Noting Cordero’s hesitation, Guzmán gave her a business card and told her to talk to his mother and call his agency.
Cordero called Guzmán’s agency, but only one year later, after an aunt saw the talent scout on a television interview.
“My aunt said, ‘Girl, it’s true. Let’s call, because this can change your life,’ ” said Cordero, who is now 22 and has a 3-year-old girl. “We went to a neighbor who had a telephone, and the next day we went to the agency.”
COVER OF VOGUE
Just a few months later, Cordero walked down a runway in New York. And at the age of 16, in March 2010, she made history when she hit the cover of Vogue Paris. She was only the fourth black woman to appear alone on the cover of the most important fashion magazine in the world.
“I saw them editing my photo and they put the word ‘Vogue’ over my face, but it didn’t mean anything to me at the time,” Cordero said. “After the shoot was over, I called my agent in New York and he told me that was the most important magazine and that my life would change from then on. I was going down some stairs and I fell, because my knees buckled from the nerves.”
Cordero said she feels that she has achieved all her goals in the world of fashion and now wants to study medicine in New York and bring her family from Santo Domingo.
Montero is the oldest of three siblings; her mother, Enercida Feliz, cleans homes in Santo Domingo. Feliz cut her university studies to subsidize her daughter’s career, and now Montero wants to fulfill her dream of building a home and opening a restaurant for her family.

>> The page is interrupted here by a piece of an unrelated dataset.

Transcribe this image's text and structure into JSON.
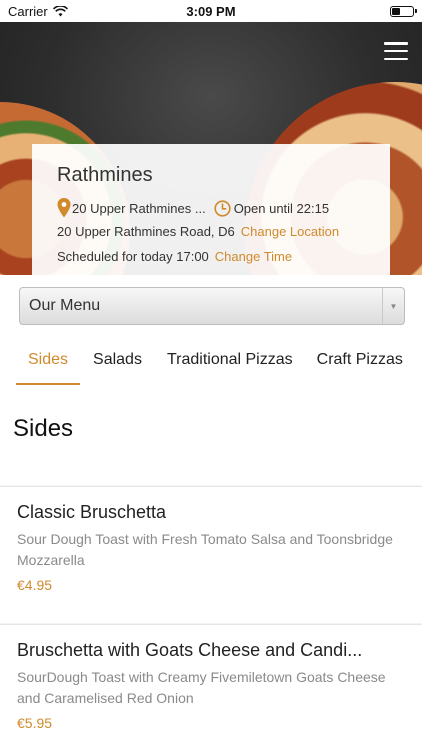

Guzmán said that although modeling agencies provide scholarships to young women with few resources, their training represents a sacrifice for families dreaming of seeing their daughters succeed abroad. Sometimes the families become frustrated when the daughters do not succeed.
“When I tell a family that their daughter has been signed by an agency, they believe we’re going to get a check, because that’s how it is with baseball players,” said Guzmán. “But this is not baseball. In modeling, that means we found an international agency willing to represent her and arrange a work visa. In reality, they don’t start to earn money until they have been signed to various contracts.”
MEDIA DISCRIMINATION
Getting experience in modeling is a challenge in part because of discrimination in the Dominican Republic.
“There are magazines that don’t dare to put a black model on their covers, or that put them only once a year,” said Airam Toribio, head of the Multimedios El Caribe magazines and editor of Pandora, one of the few publications that regularly features dark-skinned girls on its pages. The magazine was the first to put Montero on its cover, before her international breakthrough.
Toribio emphasized that discrimination in the fashion industry is not exclusive to the Dominican Republic. “If you look at international fashion shows, the majority of the models are white,” she said.
During the spring season when Montero made her debut, 79 percent of the models booked for the shows were Caucasian. Barely 1.6 percent were Hispanic, according to a report in businessoffashion.com. Some industry members have been pushing for more inclusion, such as former model Bethann Hardison, an African-American activist who launched a campaign to push for the hiring of more black models.
Despite that under-representation, the splash black Dominican models can make in a country where about 80 percent of the population is Afro-descendant is promising.
“It can have an impact on the appreciation for the diversity of beauty in our country. In fact I do think that things are improving,” Toribio said. “If what’s happening right now does not start to change things, the truth is I don’t know what would do it.”